I hated it. At 9 years old I knew everything about design and I must have asked them once a week for a year why they didn’t just buy the modern ranch next door with the pool. This house was so old; one of the bedrooms didn’t even have a closet! And those old bathtubs were so big it took forever for them to fill up. And it certainly didn’t have any air conditioning.
Eventually I got off my complaining and just enjoyed my middle school years in that sweet town. My dad got transferred back to Connecticut and my parents bought a house in Newtown, the same town we had left for Missouri six years earlier.
This time they bought a house just as it was being finished.
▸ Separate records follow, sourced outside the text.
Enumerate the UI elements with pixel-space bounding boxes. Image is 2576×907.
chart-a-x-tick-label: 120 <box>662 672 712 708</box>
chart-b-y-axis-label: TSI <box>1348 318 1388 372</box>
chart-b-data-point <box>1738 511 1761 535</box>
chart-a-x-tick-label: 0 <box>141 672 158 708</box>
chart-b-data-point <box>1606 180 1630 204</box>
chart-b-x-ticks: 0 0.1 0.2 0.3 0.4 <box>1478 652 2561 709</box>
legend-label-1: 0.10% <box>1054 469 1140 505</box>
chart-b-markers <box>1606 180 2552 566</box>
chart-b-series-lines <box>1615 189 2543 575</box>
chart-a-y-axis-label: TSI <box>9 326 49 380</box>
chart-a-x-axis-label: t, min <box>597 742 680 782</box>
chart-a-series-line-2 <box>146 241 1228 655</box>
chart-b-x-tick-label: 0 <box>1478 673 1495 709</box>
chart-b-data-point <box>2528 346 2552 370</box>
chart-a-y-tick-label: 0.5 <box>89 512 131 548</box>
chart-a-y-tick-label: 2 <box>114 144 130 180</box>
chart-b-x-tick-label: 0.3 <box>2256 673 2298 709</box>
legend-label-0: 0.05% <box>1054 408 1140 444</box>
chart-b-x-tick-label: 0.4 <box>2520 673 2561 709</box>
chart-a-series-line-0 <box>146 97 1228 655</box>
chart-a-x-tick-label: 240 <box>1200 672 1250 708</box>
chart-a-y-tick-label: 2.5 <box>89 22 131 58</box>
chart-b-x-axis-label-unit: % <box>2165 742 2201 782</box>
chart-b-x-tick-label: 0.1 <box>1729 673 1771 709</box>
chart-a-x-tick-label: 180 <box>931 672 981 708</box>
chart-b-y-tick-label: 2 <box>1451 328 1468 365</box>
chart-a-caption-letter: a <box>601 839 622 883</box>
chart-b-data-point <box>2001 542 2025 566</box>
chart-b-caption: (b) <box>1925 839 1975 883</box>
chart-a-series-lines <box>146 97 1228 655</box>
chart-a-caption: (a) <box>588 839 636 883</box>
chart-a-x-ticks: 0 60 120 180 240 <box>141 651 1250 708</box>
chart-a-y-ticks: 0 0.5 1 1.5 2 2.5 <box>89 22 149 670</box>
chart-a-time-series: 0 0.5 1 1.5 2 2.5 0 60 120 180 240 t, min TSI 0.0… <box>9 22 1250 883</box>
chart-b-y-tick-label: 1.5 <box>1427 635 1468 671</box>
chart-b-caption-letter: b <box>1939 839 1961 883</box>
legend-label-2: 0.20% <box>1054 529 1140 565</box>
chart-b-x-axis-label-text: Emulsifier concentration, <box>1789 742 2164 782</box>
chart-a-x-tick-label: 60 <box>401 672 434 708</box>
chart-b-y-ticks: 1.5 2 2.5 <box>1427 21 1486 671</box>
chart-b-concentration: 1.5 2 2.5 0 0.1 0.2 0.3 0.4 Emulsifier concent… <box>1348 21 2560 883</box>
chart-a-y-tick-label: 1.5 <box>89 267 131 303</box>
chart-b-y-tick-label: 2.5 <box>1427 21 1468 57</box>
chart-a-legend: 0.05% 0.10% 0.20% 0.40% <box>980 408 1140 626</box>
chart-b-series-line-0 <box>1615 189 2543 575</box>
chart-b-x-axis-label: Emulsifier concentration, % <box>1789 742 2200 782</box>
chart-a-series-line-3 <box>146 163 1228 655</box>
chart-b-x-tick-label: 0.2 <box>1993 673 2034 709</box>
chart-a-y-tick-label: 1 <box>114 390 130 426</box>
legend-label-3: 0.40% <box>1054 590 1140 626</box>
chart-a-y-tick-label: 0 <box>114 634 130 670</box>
A high school sophomore, I could care less. My mother, however, at 39, yearned for her tudor for many years.
As is usually the case, we appreciate the wisdom and insight of our parents as we become adults. Though I love my little clapboard cottage in Virginia, I often imagine myself raising my family in that beautiful tudor on the hill in Missouri. At nine years old I had an adorable private half bath with a tiny crank-out leaded glass window. That octagonal room over the front door we called the library. And in that small maid’s room with no closet (my baby brother’s), my mother placed the first piece of vintage furniture I can recall: an oak armoire for his tiny clothes.
I have no idea how many families have lived in that house, or if I’ll ever see it again now that I’ve lived on the east coast since 1977. Maybe they’ve added onto it or even replaced the old sliding garage doors.
We are the sum of our experiences, I’m told. I really believe the experience of living in that old tudor planted the seeds of appreciating the history, beauty and craftsmanship of all things old. And it has brought me here, to Housemade.